The mayor means to shrink the jail population in the name of making the “replace Rikers” plan more feasible, which is ridiculous since his own Correction commissioner, Stanley Richards, just told the City Council, “The first borough-based jail facility is not expected to reach substantial completion until 2029.”
And the folks who’d get sprung are not the low-level offenders that the “criminal-justice reform” crew always pretends.
As veteran Queens prosecutor Jim Quinn notes in The Post, 95% of those now jailed at Rikers awaiting trial face felony charges, mostly for murder or another violent offense.
And the no-bail law doesn’t allow the jailing of those facing “non-violent” charges (car theft, commercial burglary, grand larceny, etc.) except for aggravating circumstances, such as reoffending while on probation or parole, harming someone while released pending trial on other charges, etc.
The last few years should have taught the whole city that a relatively few recidivists are responsible for nearly all major crime; keeping repeat offenders off the streets is vital to public safety.
Mamdani is looking to repeat the idiocy of 2019-’20, when state “reforms” let 2,000 perps out of Rikers prematurely, then Mayor Bill de Blasio released another 2,000 in the name of reducing COVID spread (though he too was looking to make “replace Rikers” look do-able).
Cue the violent crime spike of 2020-’21, which the city still hasn’t completely reversed.

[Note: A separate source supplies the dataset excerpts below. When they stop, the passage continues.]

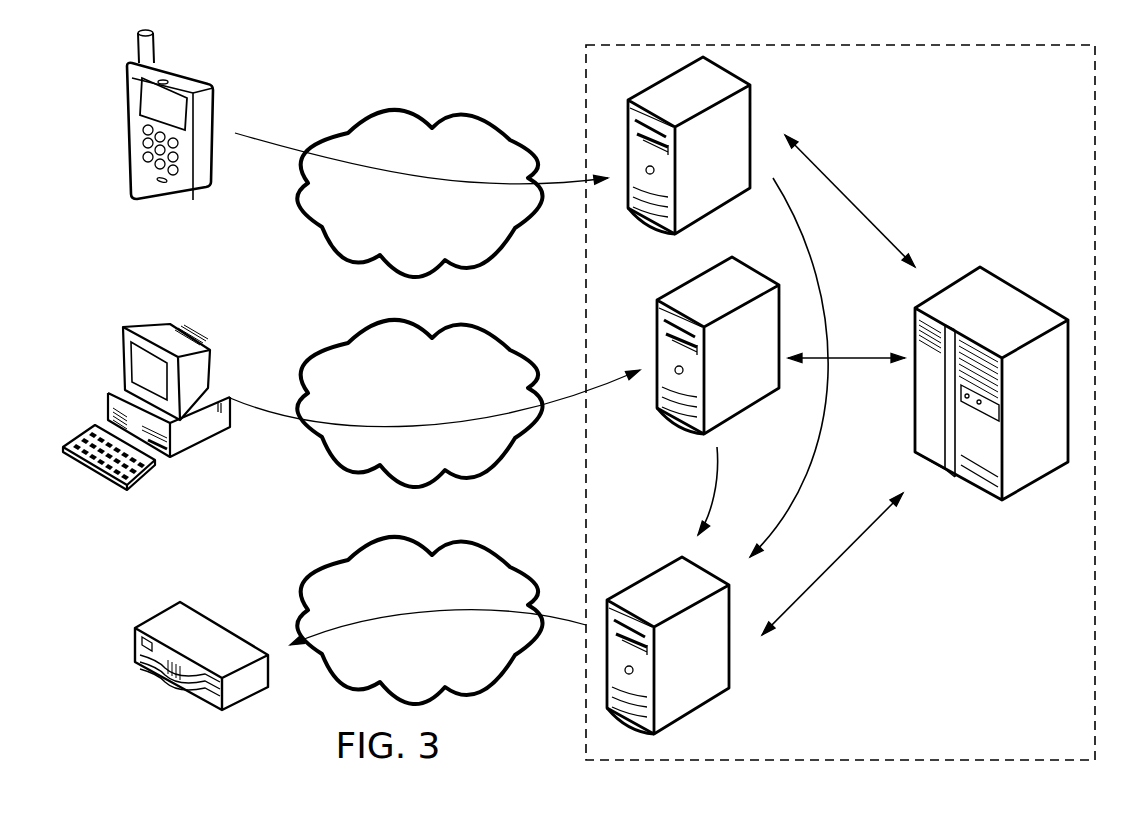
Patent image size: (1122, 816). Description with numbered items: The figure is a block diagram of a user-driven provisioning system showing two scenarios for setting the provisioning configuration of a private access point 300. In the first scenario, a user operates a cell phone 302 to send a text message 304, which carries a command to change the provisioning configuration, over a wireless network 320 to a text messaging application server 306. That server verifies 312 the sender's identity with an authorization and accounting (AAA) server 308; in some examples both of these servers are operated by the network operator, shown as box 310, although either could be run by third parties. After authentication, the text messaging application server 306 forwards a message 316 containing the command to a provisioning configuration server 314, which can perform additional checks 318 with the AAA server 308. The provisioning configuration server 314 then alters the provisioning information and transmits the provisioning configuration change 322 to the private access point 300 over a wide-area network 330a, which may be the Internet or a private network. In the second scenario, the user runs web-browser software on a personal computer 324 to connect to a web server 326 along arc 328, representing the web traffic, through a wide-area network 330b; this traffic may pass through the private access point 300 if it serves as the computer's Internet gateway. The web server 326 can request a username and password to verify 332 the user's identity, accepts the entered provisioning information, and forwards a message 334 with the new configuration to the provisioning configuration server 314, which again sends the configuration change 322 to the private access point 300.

The private access point 300 is at (213, 708).
The cell phone 302 is at (207, 190).
The text message 304 is at (400, 178).
The text messaging application server 306 is at (753, 98).
The authorization and accounting (AAA) server 308 is at (980, 493).
The network operator 310 is at (1036, 749).
The verification / communications 312 is at (868, 222).
The provisioning configuration server 314 is at (687, 718).
The message 316 is at (790, 505).
The additional checks 318 is at (806, 591).
The wireless network 320 is at (396, 245).
The provisioning configuration change 322 is at (372, 619).
The personal computer 324 is at (203, 443).
The web server 326 is at (730, 424).
The web traffic 328 is at (398, 423).
The wide-area network 330a is at (365, 581).
The wide-area network 330b is at (430, 381).
The verification 332 is at (843, 358).
The message 334 is at (717, 507).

The “reform” crowd also already ensured that those held at Rikers are the “worst of the worse” — individuals so dangerous and malevolent that even the city’s “cut ’em loose” judges see the need to jail them.
Yet Mamdani has made Richards the first ex-offender to head the city’s jail system; he says he’s working to “responsibly” reduce the number of people in custody by expanding supervised release, work release and alternatives to incarceration: Watch out.
They’d do far better working to improve conditions at Rikers: Someone should, since federal Judge Laura Swain, who’s supposed to enforce the decrees “mandating” improvement, just gave her handpicked “remediation manager” up to seven years to get it done.
Why, in the decade-plus since the federal consent decree began, haven’t the “reformers” made compliance their priority?
It makes you wonder if they’re truly concerned about suffering inside the city’s jails, or just mindlessly determined to get dangerous recidivists back on the streets because crime and chaos is what their vision of “justice” is really all about.